220 S.W. 176 | Tex. App. | 1920
This action was brought by D. A. Phillips, and his wife, Mrs. D. A. Phillips, against McKay, to cancel an oil lease on the south one-half of a 200-acre tract in Clay county. It is alleged that D. A. Phillips and H. W. Phillips executed the lease. The ground for cancellation is that there was no consideration for the lease and that it was an option, unilateral and void. It is alleged that it is void on the ground that it was the homestead of D. A. Phillips and wife and that Mrs. D. A. Phillips did not sign the lease. H. W. Phillips is not made a party to the suit, either as plaintiff or defendant. The instrument shows to have been executed by D. A. Phillips and H. W. Phillips, and the facts in the record show that H. W. Phillips owned in fee one-third of the land upon which the lease was given, and which lease is sought to be canceled. The court finds that the $1 was paid and that $10 was also paid and deposited to the credit of the plaintiffs in the First National Bank of Bellevue, Tex., as stipulated in the contract, and that plaintiffs tendered into court $11 for the cancellation and deposited it with the clerk.

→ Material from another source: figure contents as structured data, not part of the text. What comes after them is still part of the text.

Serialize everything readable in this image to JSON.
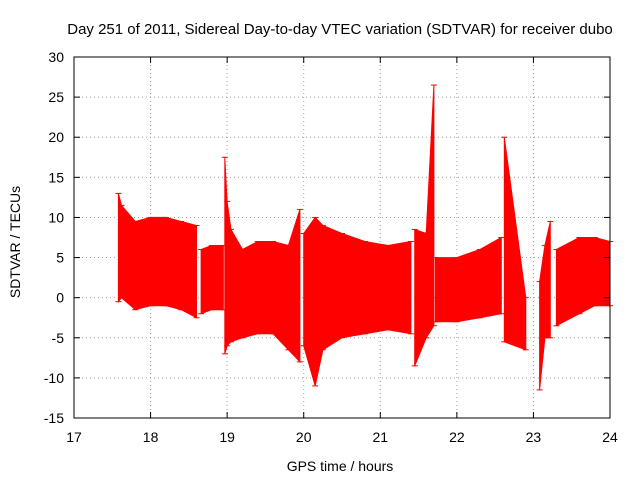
{
  "chart_data": {
    "type": "line",
    "title": "Day 251 of 2011, Sidereal Day-to-day VTEC variation (SDTVAR) for receiver dubo",
    "xlabel": "GPS time / hours",
    "ylabel": "SDTVAR / TECUs",
    "xlim": [
      17,
      24
    ],
    "ylim": [
      -15,
      30
    ],
    "xticks": [
      17,
      18,
      19,
      20,
      21,
      22,
      23,
      24
    ],
    "yticks": [
      -15,
      -10,
      -5,
      0,
      5,
      10,
      15,
      20,
      25,
      30
    ],
    "grid": true,
    "color": "#ff0000",
    "series": [
      {
        "name": "SDTVAR",
        "style": "errorbars",
        "segments": [
          {
            "x": [
              17.58,
              17.62,
              17.8,
              18.0,
              18.2,
              18.4,
              18.6
            ],
            "upper": [
              13.0,
              11.5,
              9.5,
              10.0,
              10.0,
              9.5,
              9.0
            ],
            "lower": [
              -0.5,
              0.0,
              -1.5,
              -1.0,
              -1.0,
              -1.5,
              -2.5
            ]
          },
          {
            "x": [
              18.66,
              18.8,
              18.95
            ],
            "upper": [
              6.0,
              6.5,
              6.5
            ],
            "lower": [
              -2.0,
              -1.5,
              -1.5
            ]
          },
          {
            "x": [
              18.97,
              19.0,
              19.05,
              19.2,
              19.4,
              19.6,
              19.8,
              19.95
            ],
            "upper": [
              17.5,
              12.0,
              8.5,
              6.0,
              7.0,
              7.0,
              6.5,
              11.0
            ],
            "lower": [
              -7.0,
              -6.0,
              -5.5,
              -5.0,
              -4.5,
              -4.5,
              -6.5,
              -8.0
            ]
          },
          {
            "x": [
              20.0,
              20.15,
              20.25,
              20.5,
              20.8,
              21.1,
              21.4
            ],
            "upper": [
              8.0,
              10.0,
              9.0,
              8.0,
              7.0,
              6.5,
              7.0
            ],
            "lower": [
              -6.0,
              -11.0,
              -6.5,
              -5.0,
              -4.5,
              -4.0,
              -4.5
            ]
          },
          {
            "x": [
              21.45,
              21.6,
              21.7
            ],
            "upper": [
              8.5,
              8.0,
              26.5
            ],
            "lower": [
              -8.5,
              -5.0,
              -3.5
            ]
          },
          {
            "x": [
              21.72,
              22.0,
              22.3,
              22.58
            ],
            "upper": [
              5.0,
              5.0,
              6.0,
              7.5
            ],
            "lower": [
              -3.0,
              -3.0,
              -2.5,
              -2.0
            ]
          },
          {
            "x": [
              22.62,
              22.9
            ],
            "upper": [
              20.0,
              0.0
            ],
            "lower": [
              -5.5,
              -6.5
            ]
          },
          {
            "x": [
              23.08,
              23.15,
              23.22
            ],
            "upper": [
              2.0,
              6.5,
              9.5
            ],
            "lower": [
              -11.5,
              -5.0,
              -5.0
            ]
          },
          {
            "x": [
              23.3,
              23.6,
              23.8,
              24.0
            ],
            "upper": [
              6.0,
              7.5,
              7.5,
              7.0
            ],
            "lower": [
              -3.5,
              -2.0,
              -1.0,
              -1.0
            ]
          }
        ]
      }
    ]
  }
}
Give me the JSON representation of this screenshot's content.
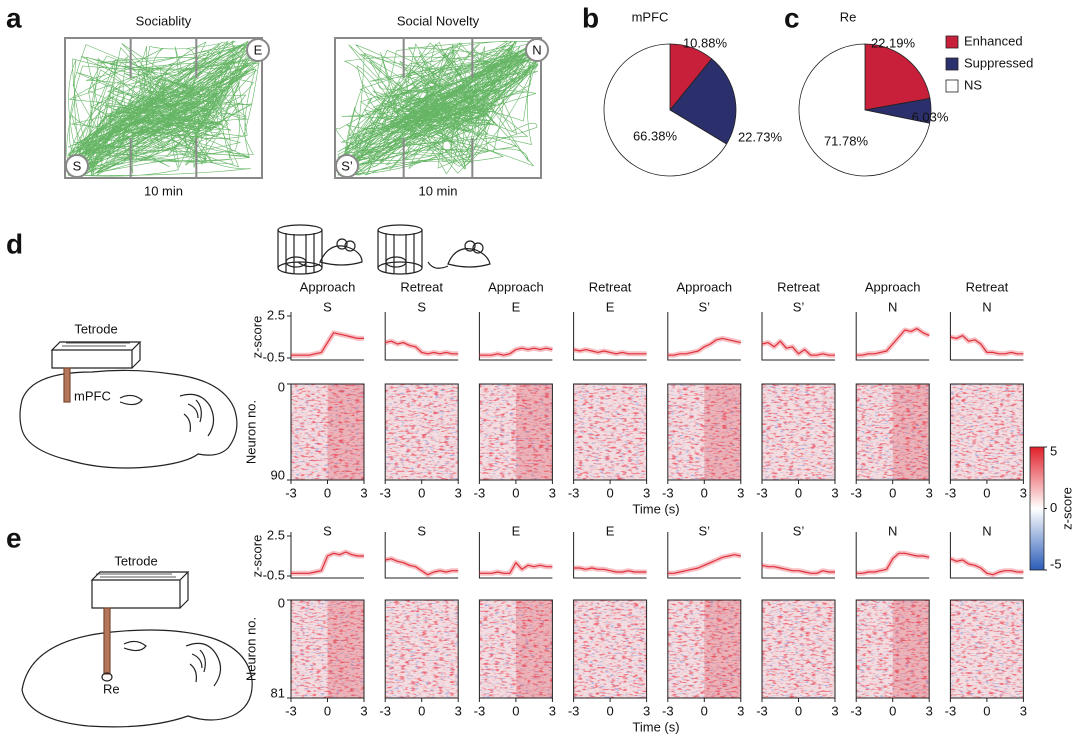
{
  "panel_a": {
    "label": "a",
    "arenas": [
      {
        "title": "Sociablity",
        "zones": [
          "S",
          "E"
        ],
        "duration": "10 min"
      },
      {
        "title": "Social Novelty",
        "zones": [
          "S’",
          "N"
        ],
        "duration": "10 min"
      }
    ]
  },
  "chart_data": [
    {
      "type": "pie",
      "label": "b",
      "title": "mPFC",
      "categories": [
        "Enhanced",
        "Suppressed",
        "NS"
      ],
      "values": [
        10.88,
        22.73,
        66.38
      ],
      "value_labels": [
        "10.88%",
        "22.73%",
        "66.38%"
      ],
      "colors": [
        "#c8203a",
        "#2b2f6b",
        "#ffffff"
      ],
      "legend": false
    },
    {
      "type": "pie",
      "label": "c",
      "title": "Re",
      "categories": [
        "Enhanced",
        "Suppressed",
        "NS"
      ],
      "values": [
        22.19,
        6.03,
        71.78
      ],
      "value_labels": [
        "22.19%",
        "6.03%",
        "71.78%"
      ],
      "colors": [
        "#c8203a",
        "#2b2f6b",
        "#ffffff"
      ],
      "legend": true
    }
  ],
  "panel_d": {
    "label": "d",
    "probe": "Tetrode",
    "region": "mPFC",
    "phases": [
      "Approach",
      "Retreat",
      "Approach",
      "Retreat",
      "Approach",
      "Retreat",
      "Approach",
      "Retreat"
    ],
    "targets": [
      "S",
      "S",
      "E",
      "E",
      "S’",
      "S’",
      "N",
      "N"
    ],
    "trace": {
      "ylabel": "z-score",
      "ylim": [
        -0.5,
        2.5
      ],
      "yticks": [
        -0.5,
        2.5
      ],
      "xlim": [
        -3,
        3
      ],
      "color": "#e0303a",
      "x": [
        -3,
        -2.5,
        -2,
        -1.5,
        -1,
        -0.5,
        0,
        0.5,
        1,
        1.5,
        2,
        2.5,
        3
      ],
      "series": [
        {
          "values": [
            -0.3,
            -0.3,
            -0.3,
            -0.3,
            -0.2,
            -0.1,
            0.6,
            1.3,
            1.2,
            1.1,
            1.0,
            0.9,
            0.9
          ]
        },
        {
          "values": [
            0.6,
            0.7,
            0.5,
            0.6,
            0.4,
            0.3,
            -0.1,
            -0.2,
            -0.1,
            -0.2,
            -0.1,
            -0.2,
            -0.2
          ]
        },
        {
          "values": [
            -0.3,
            -0.3,
            -0.3,
            -0.2,
            -0.3,
            -0.2,
            0.1,
            0.2,
            0.1,
            0.2,
            0.1,
            0.2,
            0.1
          ]
        },
        {
          "values": [
            0.1,
            0.0,
            0.1,
            0.0,
            -0.1,
            0.0,
            -0.1,
            -0.2,
            -0.1,
            -0.2,
            -0.2,
            -0.2,
            -0.2
          ]
        },
        {
          "values": [
            -0.3,
            -0.3,
            -0.2,
            -0.2,
            -0.1,
            0.0,
            0.3,
            0.5,
            0.8,
            0.9,
            0.8,
            0.7,
            0.6
          ]
        },
        {
          "values": [
            0.5,
            0.6,
            0.3,
            0.7,
            0.2,
            0.3,
            -0.2,
            0.1,
            -0.3,
            -0.3,
            -0.2,
            -0.3,
            -0.3
          ]
        },
        {
          "values": [
            -0.3,
            -0.3,
            -0.2,
            -0.2,
            -0.1,
            0.0,
            0.5,
            1.0,
            1.5,
            1.4,
            1.6,
            1.3,
            1.1
          ]
        },
        {
          "values": [
            1.0,
            0.9,
            1.1,
            0.7,
            0.8,
            0.5,
            -0.1,
            -0.1,
            -0.2,
            -0.2,
            -0.1,
            -0.2,
            -0.2
          ]
        }
      ]
    },
    "heatmap": {
      "ylabel": "Neuron no.",
      "ylim": [
        0,
        90
      ],
      "yticks": [
        0,
        90
      ],
      "xlim": [
        -3,
        3
      ],
      "xticks": [
        -3,
        0,
        3
      ],
      "xlabel": "Time (s)"
    }
  },
  "panel_e": {
    "label": "e",
    "probe": "Tetrode",
    "region": "Re",
    "targets": [
      "S",
      "S",
      "E",
      "E",
      "S’",
      "S’",
      "N",
      "N"
    ],
    "trace": {
      "ylabel": "z-score",
      "ylim": [
        -0.5,
        2.5
      ],
      "yticks": [
        -0.5,
        2.5
      ],
      "xlim": [
        -3,
        3
      ],
      "color": "#e0303a",
      "x": [
        -3,
        -2.5,
        -2,
        -1.5,
        -1,
        -0.5,
        0,
        0.5,
        1,
        1.5,
        2,
        2.5,
        3
      ],
      "series": [
        {
          "values": [
            -0.3,
            -0.3,
            -0.3,
            -0.3,
            -0.2,
            -0.1,
            1.0,
            1.2,
            1.1,
            1.3,
            1.1,
            1.0,
            1.0
          ]
        },
        {
          "values": [
            0.7,
            0.8,
            0.6,
            0.5,
            0.3,
            0.2,
            -0.1,
            -0.4,
            -0.2,
            -0.1,
            -0.2,
            -0.1,
            -0.1
          ]
        },
        {
          "values": [
            -0.3,
            -0.3,
            -0.3,
            -0.2,
            -0.3,
            -0.3,
            0.5,
            0.0,
            0.3,
            0.2,
            0.3,
            0.2,
            0.2
          ]
        },
        {
          "values": [
            0.1,
            0.1,
            0.0,
            0.1,
            0.0,
            0.0,
            -0.1,
            -0.2,
            -0.2,
            -0.1,
            -0.2,
            -0.2,
            -0.2
          ]
        },
        {
          "values": [
            -0.3,
            -0.3,
            -0.2,
            -0.1,
            0.0,
            0.1,
            0.3,
            0.5,
            0.7,
            0.9,
            1.0,
            1.1,
            1.0
          ]
        },
        {
          "values": [
            0.3,
            0.2,
            0.2,
            0.1,
            0.0,
            -0.1,
            -0.1,
            -0.2,
            -0.3,
            -0.3,
            -0.1,
            -0.2,
            -0.2
          ]
        },
        {
          "values": [
            -0.3,
            -0.3,
            -0.2,
            -0.2,
            -0.1,
            0.0,
            0.8,
            1.2,
            1.2,
            1.1,
            1.0,
            1.0,
            0.9
          ]
        },
        {
          "values": [
            0.8,
            0.6,
            0.7,
            0.4,
            0.3,
            0.1,
            -0.3,
            -0.4,
            -0.2,
            -0.1,
            -0.1,
            -0.2,
            -0.2
          ]
        }
      ]
    },
    "heatmap": {
      "ylabel": "Neuron no.",
      "ylim": [
        0,
        81
      ],
      "yticks": [
        0,
        81
      ],
      "xlim": [
        -3,
        3
      ],
      "xticks": [
        -3,
        0,
        3
      ],
      "xlabel": "Time (s)"
    }
  },
  "colorbar": {
    "label": "z-score",
    "lim": [
      -5,
      5
    ],
    "ticks": [
      -5,
      0,
      5
    ],
    "colors": [
      "#2b5cb8",
      "#ffffff",
      "#e0202a"
    ]
  }
}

The court finds at the time said lease was executed the plaintiffs, D. A. Phillips and his wife, owned an undivided two-thirds interest in the land described in the lease, and that they occupied the same as a homestead, and have ever since occupied it as such.
Without discussing other matters, we think the seventeenth assignment of error should be sustained, because it is shown by the petition and the evidence, together with the contract itself, that H. W. Phillips, the son of the plaintiffs, was a grantor in the contract, and was interested in the result of the suit, and was a necessary party, and that the judgment was erroneous in canceling the lease because of such fact. H. W. Phillips had such an interest in the subject-matter of the litigation as made him an indispensable party to a cancellation of the lease, and the court should not have entered the decree, when it was apparent that it could not definitely settle the rights of the parties interested in the subject-matter of the litigation. We therefore think there was error in the judgment of the court in canceling this lease upon the ground stated by us. Needham v. Cooney, 173 S.W. at page 983(13); Barlow v. Linss,
We have concluded not to discuss the other issues in this case, as we believe the case should be reversed, in order that necessary parties be made to the action.
*177The case will therefore be reversed and remanded.